In other words: if you’re wondering how we got to a point where the Republican Party is about to nominate Donald Trump for president, know that we’re here in part because they know they can count on the masses of single-issue voters to fill in the bubble for whoever has put “pro-life” on their list of positions. As long as you are a single-issue voter, you’re essentially a lapdog for corporate interests.
Inevitably, the response to this will be, “Okay, so what can we do, then?” This is a fair question, but I’m likely coming at the issue from a very different direction than most on the Right, since I’m far from optimistic that a Supreme Court decision overturning Roe would actually do much to change things (after all, did Roe itself settle anything?). That said, I can probably offer at least a few thoughts.

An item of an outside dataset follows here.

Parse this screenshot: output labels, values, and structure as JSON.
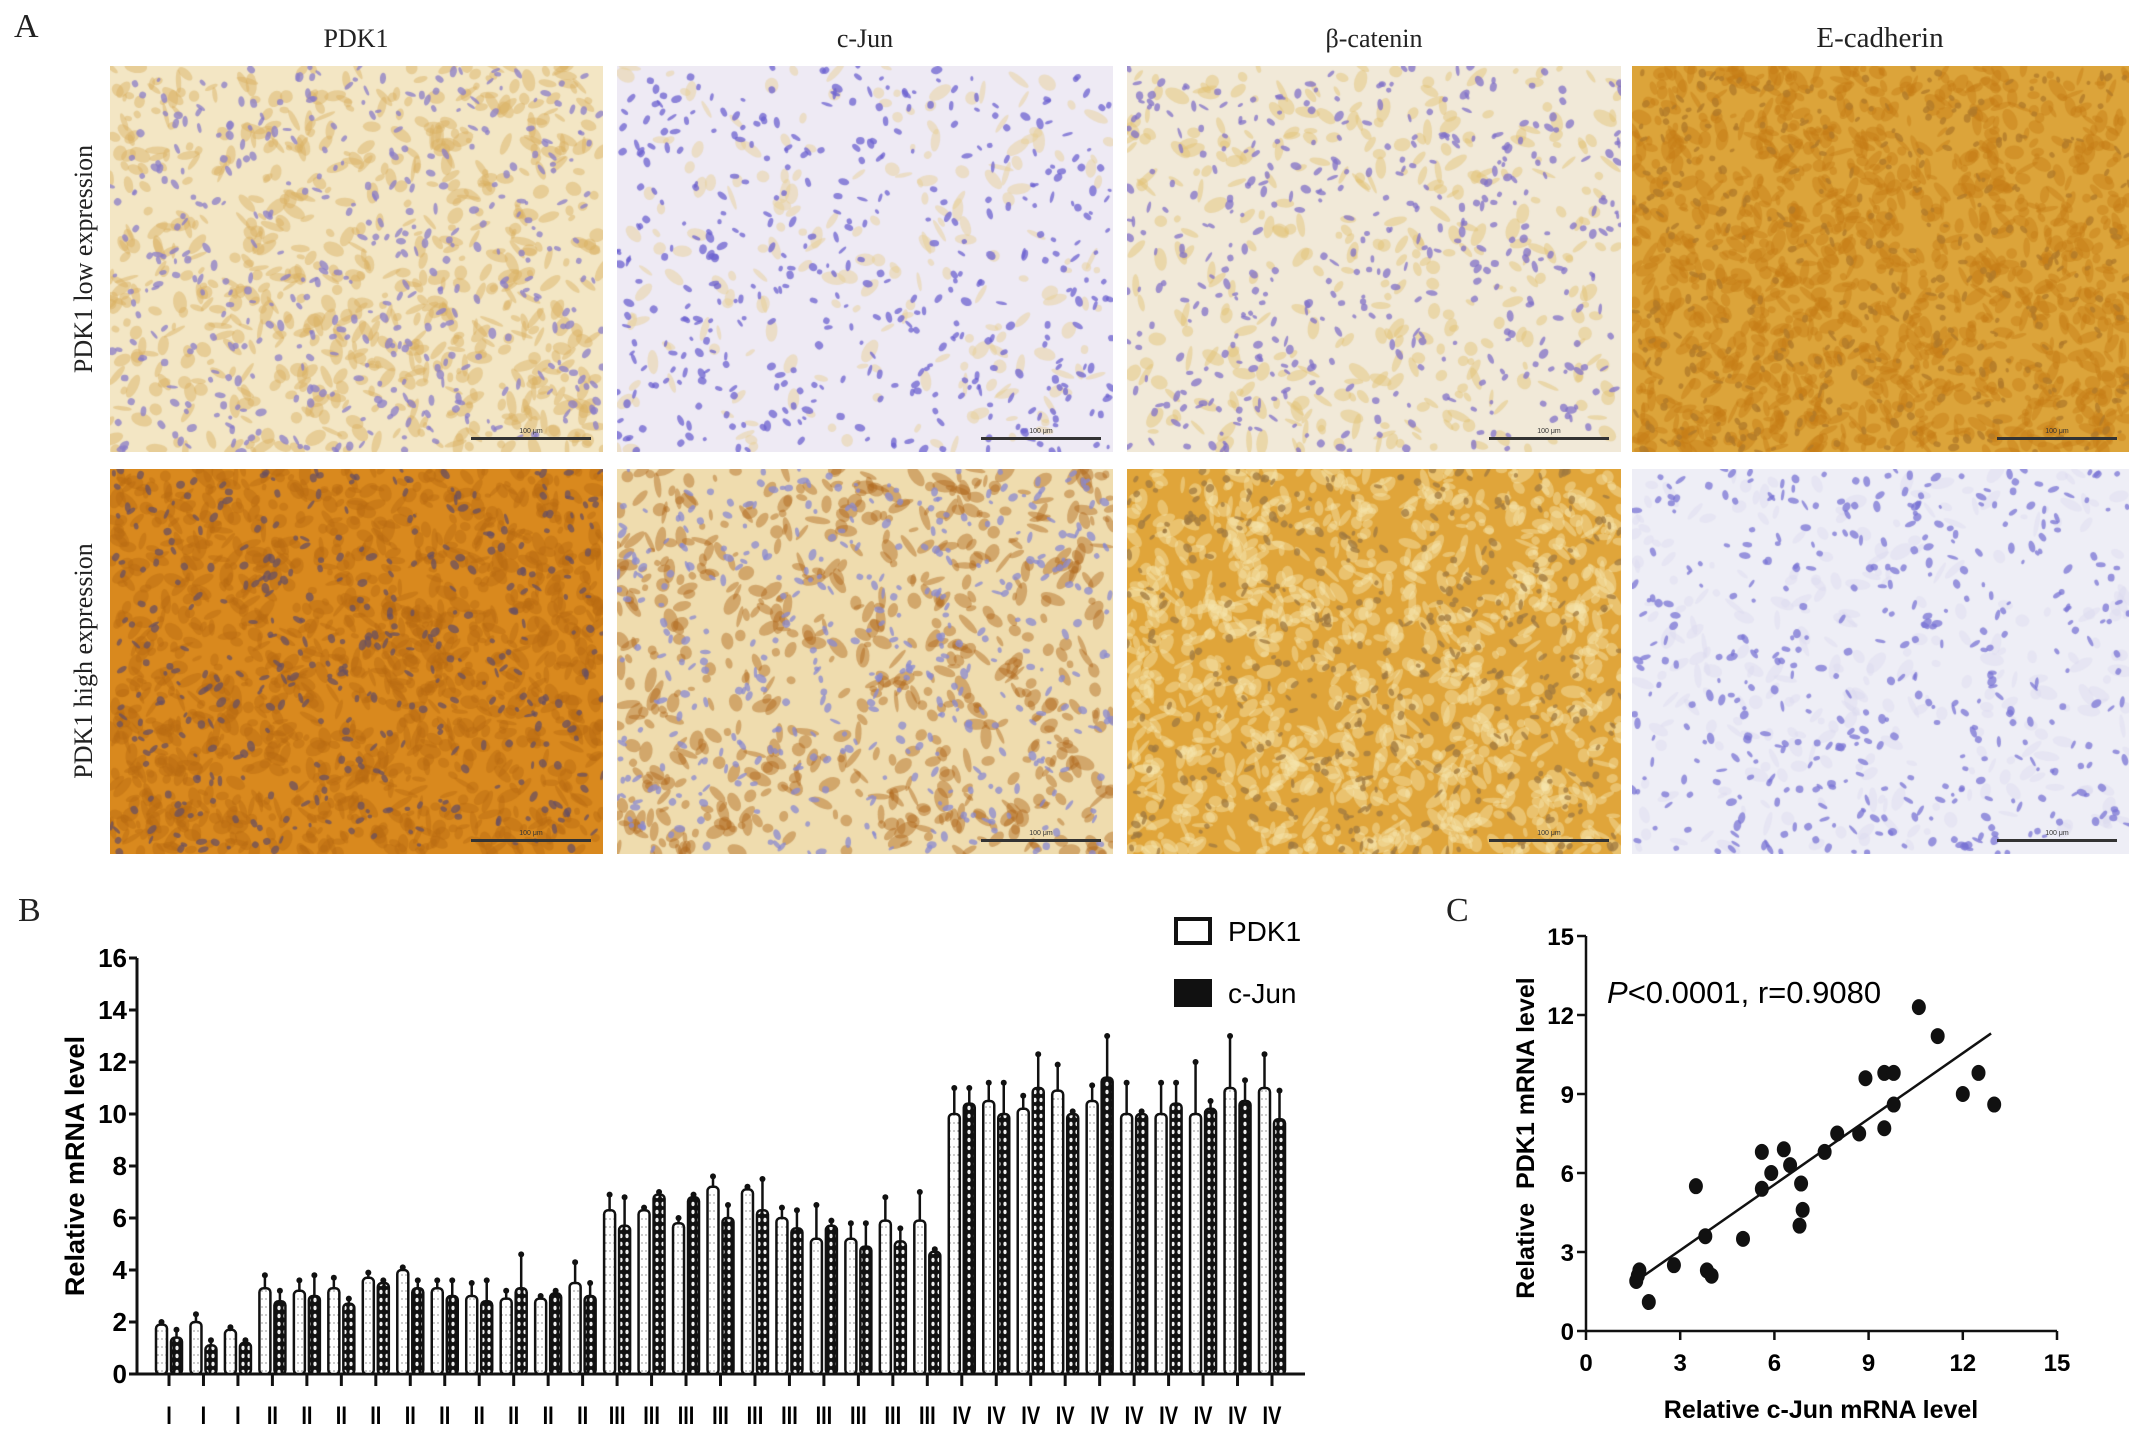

At the risk of courting controversy, I think we might consider taking a page from the campaign for gay marriage. Whether you agree or disagree with the goal, the LGBT rights movement understood that culture changes from the bottom up. The gay rights movement got the ball rolling by coming out to friends and family, engaging people one-on-one. They didn’t rush to elect a nominally sympathetic president (in part because there were none); they led by persuading, not legislating. Above all, they kept it positive: this was about love. Gradually, they won “converts,” until they reached a critical mass at which point even large corporations were willing to jump on board. By the time the Supreme Court issued the historic Obergefell decision recognizing gay marriage, it was what a majority of people already wanted.

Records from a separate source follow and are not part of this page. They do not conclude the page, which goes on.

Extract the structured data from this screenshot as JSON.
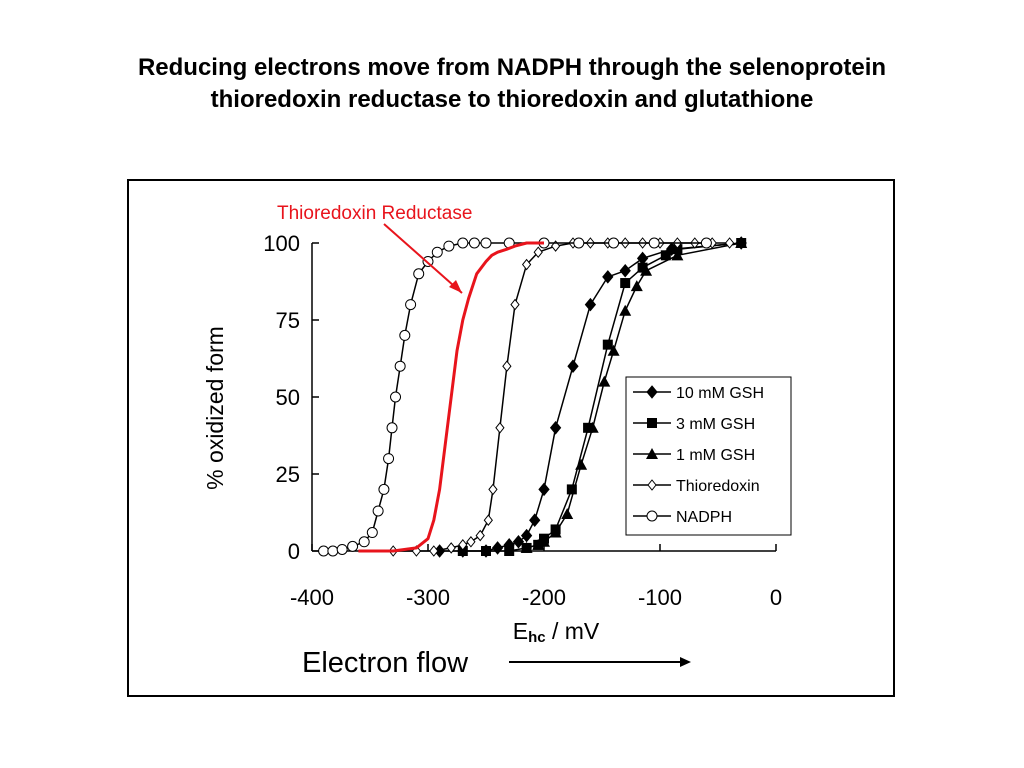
{
  "slide": {
    "title_line1": "Reducing electrons move from NADPH through the selenoprotein",
    "title_line2": "thioredoxin reductase to thioredoxin and glutathione"
  },
  "annotations": {
    "callout": "Thioredoxin Reductase",
    "electron_flow": "Electron flow"
  },
  "colors": {
    "callout": "#e8141c",
    "curves": "#000000"
  },
  "chart_data": {
    "type": "line",
    "title": "",
    "xlabel_main": "E",
    "xlabel_sub": "hc",
    "xlabel_unit": " / mV",
    "ylabel": "% oxidized form",
    "xlim": [
      -400,
      0
    ],
    "ylim": [
      0,
      100
    ],
    "xticks": [
      -400,
      -300,
      -200,
      -100,
      0
    ],
    "xtick_labels": [
      "-400",
      "-300",
      "-200",
      "-100",
      "0"
    ],
    "yticks": [
      0,
      25,
      50,
      75,
      100
    ],
    "ytick_labels": [
      "0",
      "25",
      "50",
      "75",
      "100"
    ],
    "grid": false,
    "legend_position": "right",
    "series": [
      {
        "name": "10 mM GSH",
        "marker": "diamond-filled",
        "x": [
          -290,
          -270,
          -250,
          -240,
          -230,
          -222,
          -215,
          -208,
          -200,
          -190,
          -175,
          -160,
          -145,
          -130,
          -115,
          -90,
          -30
        ],
        "y": [
          0,
          0,
          0,
          1,
          2,
          3,
          5,
          10,
          20,
          40,
          60,
          80,
          89,
          91,
          95,
          98,
          100
        ]
      },
      {
        "name": "3 mM GSH",
        "marker": "square-filled",
        "x": [
          -270,
          -250,
          -230,
          -215,
          -205,
          -200,
          -190,
          -176,
          -162,
          -145,
          -130,
          -115,
          -95,
          -85,
          -30
        ],
        "y": [
          0,
          0,
          0,
          1,
          2,
          4,
          7,
          20,
          40,
          67,
          87,
          92,
          96,
          98,
          100
        ]
      },
      {
        "name": "1 mM GSH",
        "marker": "triangle-filled",
        "x": [
          -215,
          -205,
          -200,
          -190,
          -180,
          -168,
          -158,
          -148,
          -140,
          -130,
          -120,
          -112,
          -85,
          -30
        ],
        "y": [
          1,
          2,
          3,
          6,
          12,
          28,
          40,
          55,
          65,
          78,
          86,
          91,
          96,
          100
        ]
      },
      {
        "name": "Thioredoxin",
        "marker": "diamond-open",
        "x": [
          -330,
          -310,
          -295,
          -280,
          -270,
          -263,
          -255,
          -248,
          -244,
          -238,
          -232,
          -225,
          -215,
          -205,
          -190,
          -175,
          -160,
          -145,
          -130,
          -115,
          -100,
          -85,
          -70,
          -55,
          -40
        ],
        "y": [
          0,
          0,
          0,
          1,
          2,
          3,
          5,
          10,
          20,
          40,
          60,
          80,
          93,
          97,
          99,
          100,
          100,
          100,
          100,
          100,
          100,
          100,
          100,
          100,
          100
        ]
      },
      {
        "name": "NADPH",
        "marker": "circle-open",
        "x": [
          -390,
          -382,
          -374,
          -365,
          -355,
          -348,
          -343,
          -338,
          -334,
          -331,
          -328,
          -324,
          -320,
          -315,
          -308,
          -300,
          -292,
          -282,
          -270,
          -260,
          -250,
          -230,
          -200,
          -170,
          -140,
          -105,
          -60
        ],
        "y": [
          0,
          0,
          0.5,
          1.5,
          3,
          6,
          13,
          20,
          30,
          40,
          50,
          60,
          70,
          80,
          90,
          94,
          97,
          99,
          100,
          100,
          100,
          100,
          100,
          100,
          100,
          100,
          100
        ]
      },
      {
        "name": "",
        "marker": "none",
        "color": "#e8141c",
        "x": [
          -360,
          -330,
          -310,
          -300,
          -295,
          -290,
          -285,
          -280,
          -275,
          -270,
          -265,
          -258,
          -250,
          -245,
          -240,
          -232,
          -225,
          -215,
          -205,
          -200
        ],
        "y": [
          0,
          0,
          1,
          4,
          10,
          20,
          35,
          50,
          65,
          75,
          82,
          90,
          94,
          96,
          97,
          98,
          99,
          100,
          100,
          100
        ]
      }
    ]
  }
}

Some of these ideas apply more than others, but I think the analogy is pretty clear. First of all, we should lead by example, striving to live pious lives, and fully submitting our own sexuality to God (a good start would be not to endorse candidates who openly boast of their adultery). Second, we need to reach out to friends and family in a way that’s positive and life-affirming: we’re pro-life because we believe in supporting and nurturing life (backing a political platform that’s not cavalierly militaristic or teeth-chatteringly gun-crazy would go a long way here as well). Finally, we need to work to protect life in our local communities first. We need to open our homes to adoption and foster care, reach out to at-risk mothers, and serve the needs of our neighbors however we can. Admittedly, the Church is already doing a lot of this (though such activities rarely grab headlines), but we need to do still more of it, and we must also accept that we’re in this for the long haul. It took the LGBT movement a whole generation to build a culture that shares its understanding of love; it will likely take us even longer to build a culture with a full respect for human life.
Such a road is likely to be a long and difficult one, but it is also likely to be far more effective than chaining ourselves to the sinking ship that is the S.S. Trump. And even if his inevitable failure of a campaign drags the old-guard evangelical leaders down with it, at least there will be a remnant of us, faithfully serving our neighbors wherever God has placed us.